Im 19. Jahrhundert wurden dann verschiedene Anzugmodelle geschneidert. Der Salzburger besitzt moosgrüne Aufschläge am Jackett, während beim Tegernseer Knöpfe bis zum Kragen hoch laufen. Der Ausseer hat reiche Stickereien an Aufschlägen, Taschen und Ärmeln, der Hohenloher ist eine kurze, im Rücken verlängerte Jacke.

Der Steirer ist besonders populär. Das verdankt er dem österreichischen Erzherzog Johann, einem Enkel der Kaiserin Maria Theresia. „Als ich den grauen Rock in der Steiermark einführte“, schrieb er seiner Frau im November 1824, „geschah es, um ein Beispiel der Einfachheit in Sitte zu geben. Der graue Rock wurde Ehrenrock!“

In den zwanziger Jahren unseres Jahrhunderts entdeckte der Adel in aller Welt die Vorzüge des wetterfesten, einst bäuerlichen Gewebes. 1927 trug der Prince of Wales, der zu den bestgekleideten Männern seiner Zeit gehörte, einen Lodenanzug.
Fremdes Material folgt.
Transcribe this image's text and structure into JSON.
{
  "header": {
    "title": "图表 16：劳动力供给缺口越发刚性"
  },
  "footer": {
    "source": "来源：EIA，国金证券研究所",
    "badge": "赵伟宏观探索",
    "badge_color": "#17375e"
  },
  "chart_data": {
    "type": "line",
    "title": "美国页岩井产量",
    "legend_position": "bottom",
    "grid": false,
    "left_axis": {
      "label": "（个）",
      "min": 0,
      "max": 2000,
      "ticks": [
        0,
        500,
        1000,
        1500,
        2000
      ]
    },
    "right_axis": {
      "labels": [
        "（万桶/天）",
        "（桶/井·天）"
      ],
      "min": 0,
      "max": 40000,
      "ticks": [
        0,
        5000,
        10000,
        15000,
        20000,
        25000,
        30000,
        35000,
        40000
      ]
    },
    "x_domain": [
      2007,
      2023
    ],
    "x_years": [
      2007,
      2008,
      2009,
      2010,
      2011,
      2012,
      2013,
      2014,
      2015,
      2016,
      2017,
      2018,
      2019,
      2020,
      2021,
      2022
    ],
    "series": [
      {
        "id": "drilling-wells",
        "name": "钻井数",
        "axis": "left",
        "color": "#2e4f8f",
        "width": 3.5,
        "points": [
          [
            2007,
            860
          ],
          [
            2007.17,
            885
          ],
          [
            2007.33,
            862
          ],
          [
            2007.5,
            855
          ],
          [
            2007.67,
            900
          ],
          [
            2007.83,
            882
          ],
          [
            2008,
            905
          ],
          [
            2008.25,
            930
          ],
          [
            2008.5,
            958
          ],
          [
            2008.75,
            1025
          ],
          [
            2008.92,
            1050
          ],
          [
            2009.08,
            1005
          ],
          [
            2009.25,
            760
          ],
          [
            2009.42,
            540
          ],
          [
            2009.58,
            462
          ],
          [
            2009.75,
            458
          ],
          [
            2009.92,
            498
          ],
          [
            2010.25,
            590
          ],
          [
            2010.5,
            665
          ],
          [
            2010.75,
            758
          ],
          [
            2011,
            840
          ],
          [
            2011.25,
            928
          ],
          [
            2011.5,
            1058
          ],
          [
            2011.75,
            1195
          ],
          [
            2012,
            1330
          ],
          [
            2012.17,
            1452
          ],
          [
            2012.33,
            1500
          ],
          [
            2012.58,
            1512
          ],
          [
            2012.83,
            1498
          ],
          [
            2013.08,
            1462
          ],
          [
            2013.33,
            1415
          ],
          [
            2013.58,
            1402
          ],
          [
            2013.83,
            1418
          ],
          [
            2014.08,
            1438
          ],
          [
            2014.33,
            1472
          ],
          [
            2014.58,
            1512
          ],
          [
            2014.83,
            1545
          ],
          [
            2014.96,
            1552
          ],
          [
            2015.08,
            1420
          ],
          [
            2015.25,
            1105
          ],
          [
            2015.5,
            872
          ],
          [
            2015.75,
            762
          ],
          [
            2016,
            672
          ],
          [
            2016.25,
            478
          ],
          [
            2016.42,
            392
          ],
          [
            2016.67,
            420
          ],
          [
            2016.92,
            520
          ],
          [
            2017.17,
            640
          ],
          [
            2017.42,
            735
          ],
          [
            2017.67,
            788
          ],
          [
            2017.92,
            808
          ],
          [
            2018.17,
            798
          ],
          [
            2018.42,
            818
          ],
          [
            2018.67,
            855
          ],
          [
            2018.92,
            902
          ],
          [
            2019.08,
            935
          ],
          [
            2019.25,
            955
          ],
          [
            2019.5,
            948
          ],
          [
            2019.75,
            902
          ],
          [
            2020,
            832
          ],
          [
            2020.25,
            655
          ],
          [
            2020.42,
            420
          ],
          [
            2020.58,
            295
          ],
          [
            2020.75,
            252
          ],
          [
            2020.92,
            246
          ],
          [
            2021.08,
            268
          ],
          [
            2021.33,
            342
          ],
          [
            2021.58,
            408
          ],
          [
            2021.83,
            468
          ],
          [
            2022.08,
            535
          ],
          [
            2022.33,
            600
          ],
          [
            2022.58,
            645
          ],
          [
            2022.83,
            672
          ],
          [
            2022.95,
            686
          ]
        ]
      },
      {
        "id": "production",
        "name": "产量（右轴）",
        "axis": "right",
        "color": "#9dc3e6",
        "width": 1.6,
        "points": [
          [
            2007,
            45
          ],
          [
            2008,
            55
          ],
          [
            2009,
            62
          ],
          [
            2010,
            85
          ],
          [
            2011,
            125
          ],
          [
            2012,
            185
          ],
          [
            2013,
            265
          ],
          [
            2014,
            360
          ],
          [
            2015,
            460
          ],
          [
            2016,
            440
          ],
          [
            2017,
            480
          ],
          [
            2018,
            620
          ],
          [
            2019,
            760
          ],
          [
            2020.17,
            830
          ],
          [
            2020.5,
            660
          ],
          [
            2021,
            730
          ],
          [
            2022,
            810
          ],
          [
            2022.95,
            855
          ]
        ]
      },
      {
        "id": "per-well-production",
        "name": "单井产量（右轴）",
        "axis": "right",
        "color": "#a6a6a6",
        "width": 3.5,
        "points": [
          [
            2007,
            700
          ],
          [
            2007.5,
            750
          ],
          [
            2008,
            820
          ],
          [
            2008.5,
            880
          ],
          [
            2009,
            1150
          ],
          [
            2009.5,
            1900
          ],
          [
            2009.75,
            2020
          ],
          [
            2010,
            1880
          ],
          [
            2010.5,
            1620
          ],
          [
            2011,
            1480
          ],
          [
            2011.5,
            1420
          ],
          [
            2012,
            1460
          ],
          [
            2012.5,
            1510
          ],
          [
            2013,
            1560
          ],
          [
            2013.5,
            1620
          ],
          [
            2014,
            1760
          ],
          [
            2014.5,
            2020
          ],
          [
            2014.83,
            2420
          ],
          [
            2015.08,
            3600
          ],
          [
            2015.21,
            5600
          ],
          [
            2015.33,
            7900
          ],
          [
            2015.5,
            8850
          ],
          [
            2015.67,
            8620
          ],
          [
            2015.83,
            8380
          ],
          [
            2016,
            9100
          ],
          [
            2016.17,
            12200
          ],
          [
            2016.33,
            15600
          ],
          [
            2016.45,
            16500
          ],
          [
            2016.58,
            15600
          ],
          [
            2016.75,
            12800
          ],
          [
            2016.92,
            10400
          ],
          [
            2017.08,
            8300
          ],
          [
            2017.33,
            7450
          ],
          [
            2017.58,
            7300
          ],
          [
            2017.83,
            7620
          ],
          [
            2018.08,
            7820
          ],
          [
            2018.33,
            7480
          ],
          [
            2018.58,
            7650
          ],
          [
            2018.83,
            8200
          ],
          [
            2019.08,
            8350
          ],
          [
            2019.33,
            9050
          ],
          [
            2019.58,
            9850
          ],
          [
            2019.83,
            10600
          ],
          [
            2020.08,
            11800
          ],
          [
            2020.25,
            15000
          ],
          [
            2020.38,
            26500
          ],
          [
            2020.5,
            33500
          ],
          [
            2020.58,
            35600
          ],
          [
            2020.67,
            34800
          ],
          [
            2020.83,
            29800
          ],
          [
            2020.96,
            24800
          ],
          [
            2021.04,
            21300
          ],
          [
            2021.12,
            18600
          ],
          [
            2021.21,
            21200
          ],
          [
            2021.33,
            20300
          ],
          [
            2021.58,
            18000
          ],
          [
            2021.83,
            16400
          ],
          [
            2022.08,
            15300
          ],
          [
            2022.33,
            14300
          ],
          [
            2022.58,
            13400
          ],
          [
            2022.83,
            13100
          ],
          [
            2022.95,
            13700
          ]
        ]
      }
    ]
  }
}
Sein Beispiel machte Schule, und noch heute gehören das englische und das griechische Königshaus zu den festen Kunden von Loden-Frey. Der Lodenmantel wurde zum Inbegriff noblen Understatements. Je abgetragener so ein Kleidungsstück ist, desto mehr wird es geschätzt.

Ein echter Lodenmantel ist ab 400 Mark zu haben. Doch seine Qualität macht ihn zum Begleiter für ein ganzes Leben. Bei Loden-Frey beschwerte sich kürzlich ein Münchner, der vom Großvater einen Lodenmantel geerbt hatte, dass die Knopflöcher sich abscheuerten. „Schließlich muss er doch in der dritten Generation noch- etwas aushalten“, schrieb der Mann empört.

Anfang der 50er Jahre nahmen dann Pariser Modeschöpfer die Lodenkotze, die heute noch die Wiener Briefträger und Fiaker tragen, und führten sie als Cape in die Haute Couture ein. Seither gibt es Loden mit edlem Nerzfutter, mit Ledereinfassung, gesteppte und sogar gestreifte und karierte Lodenstoffe. Man kann unter 80 verschiedenen Farben wählen – von Reinweiß bis zu Königsblau und Quittengelb. Der Moderenner ist zurzeit Bordeauxrot. Auf dem High-Society-„Jägerball“ in Wien trägt man den Alpensmoking aus feinstem, wie Samt glänzendem Loden mit Silberknöpfen.

Nur rund ein Dutzend Webereien und etwa 100 Kleiderfabriken in Tirol und Bayern stellen Originallodenstoff und -lodenkleidung her. In Tirol gehört die Innsbrucker Firma Baur-Foradori zu den größten Webereien.

Sie wurde 1814 gegründet. Andere traditionelle Lodenwebereien gibt es in Telfs und Mühldorf.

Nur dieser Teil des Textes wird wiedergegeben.